“She’s a dev’lish fine woman, that Mirabel,” said Tiptoff; “though Mirabel was a d——d fool to marry her.”

“A stupid old spooney,” said the peer.

“Mirabel!” cried out Pendennis.

“Ha! ha!” laughed out Harry Foker. “We’ve heard of her before, haven’t we, Pen?”

It was Pen’s first love. It was Miss Fotheringay. The year before she had been led to the altar by Sir Charles Mirabel, G.C.B., and formerly envoy to the Court of Pumpernickel, who had taken so active a part in the negotiations before the Congress of Swammerdam, and signed, on behalf of H.B.M., the Peace of Pultusk.

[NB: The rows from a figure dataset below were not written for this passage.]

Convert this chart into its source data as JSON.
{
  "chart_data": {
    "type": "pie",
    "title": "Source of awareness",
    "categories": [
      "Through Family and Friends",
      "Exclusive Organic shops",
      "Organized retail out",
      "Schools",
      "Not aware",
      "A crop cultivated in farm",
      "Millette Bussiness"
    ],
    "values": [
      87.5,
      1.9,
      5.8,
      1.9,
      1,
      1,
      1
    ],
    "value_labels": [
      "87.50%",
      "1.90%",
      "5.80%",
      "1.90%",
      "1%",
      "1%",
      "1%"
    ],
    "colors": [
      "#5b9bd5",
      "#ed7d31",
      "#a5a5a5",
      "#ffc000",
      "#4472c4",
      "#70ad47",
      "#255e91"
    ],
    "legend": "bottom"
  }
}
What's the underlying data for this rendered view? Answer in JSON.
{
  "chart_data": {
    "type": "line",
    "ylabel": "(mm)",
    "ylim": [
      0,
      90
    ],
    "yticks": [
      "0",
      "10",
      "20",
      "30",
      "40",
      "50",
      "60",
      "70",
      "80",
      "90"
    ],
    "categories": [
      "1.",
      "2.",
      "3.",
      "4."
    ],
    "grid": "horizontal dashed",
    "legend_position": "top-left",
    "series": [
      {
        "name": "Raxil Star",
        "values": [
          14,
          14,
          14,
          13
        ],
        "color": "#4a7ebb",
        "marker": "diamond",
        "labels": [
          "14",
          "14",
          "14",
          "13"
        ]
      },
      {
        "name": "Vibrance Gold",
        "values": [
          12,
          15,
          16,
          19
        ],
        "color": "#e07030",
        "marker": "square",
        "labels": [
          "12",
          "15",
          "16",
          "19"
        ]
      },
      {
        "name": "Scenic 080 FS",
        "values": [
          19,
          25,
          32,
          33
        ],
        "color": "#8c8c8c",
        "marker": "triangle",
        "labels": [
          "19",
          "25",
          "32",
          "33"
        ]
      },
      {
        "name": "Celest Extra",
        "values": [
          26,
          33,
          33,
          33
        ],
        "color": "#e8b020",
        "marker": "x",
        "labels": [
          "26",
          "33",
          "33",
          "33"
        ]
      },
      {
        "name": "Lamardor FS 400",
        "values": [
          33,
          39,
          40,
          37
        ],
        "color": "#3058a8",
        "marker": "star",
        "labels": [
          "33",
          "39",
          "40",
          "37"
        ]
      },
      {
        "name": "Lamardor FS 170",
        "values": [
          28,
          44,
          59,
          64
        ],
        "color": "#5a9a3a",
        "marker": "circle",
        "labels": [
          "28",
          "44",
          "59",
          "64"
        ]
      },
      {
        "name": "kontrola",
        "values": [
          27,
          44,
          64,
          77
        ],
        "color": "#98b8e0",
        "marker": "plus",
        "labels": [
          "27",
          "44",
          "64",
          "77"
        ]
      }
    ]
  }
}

“Emily was always as stupid as an owl,” said Miss Blenkinsop.

“Eh! Eh! pas si bete,” the old Peer said.

“Oh, for shame!” cried the actress, who did not in the least know what he meant.

And Pen looked out and beheld his first love once again—and wondered how he ever could have loved her.

Thus on the very first night of his arrival in London, Mr. Arthur Pendennis found himself introduced to a Club, to an actress of genteel comedy and a heavy father of the Stage, and to a dashing society of jovial blades, old and young; for my Lord Colchicum, though stricken in years, bald of head and enfeebled in person, was still indefatigable in the pursuit of enjoyment, and it was the venerable Viscount’s boast that he could drink as much claret as the youngest member of the society which he frequented. He lived with the youth about town: he gave them countless dinners at Richmond and Greenwich: an enlightened patron of the drama in all languages and of the Terpsichorean art, he received dramatic professors of all nations at his banquets—English from the Covent Garden and Strand houses, Italians from the Haymarket, French from their own pretty little theatre, or the boards of the Opera where they danced. And at his villa on the Thames, this pillar of the State gave sumptuous entertainments to scores of young men of fashion, who very affably consorted with the ladies and gentlemen of the greenroom—with the former chiefly, for Viscount Colchicum preferred their society as more polished and gay than that of their male brethren.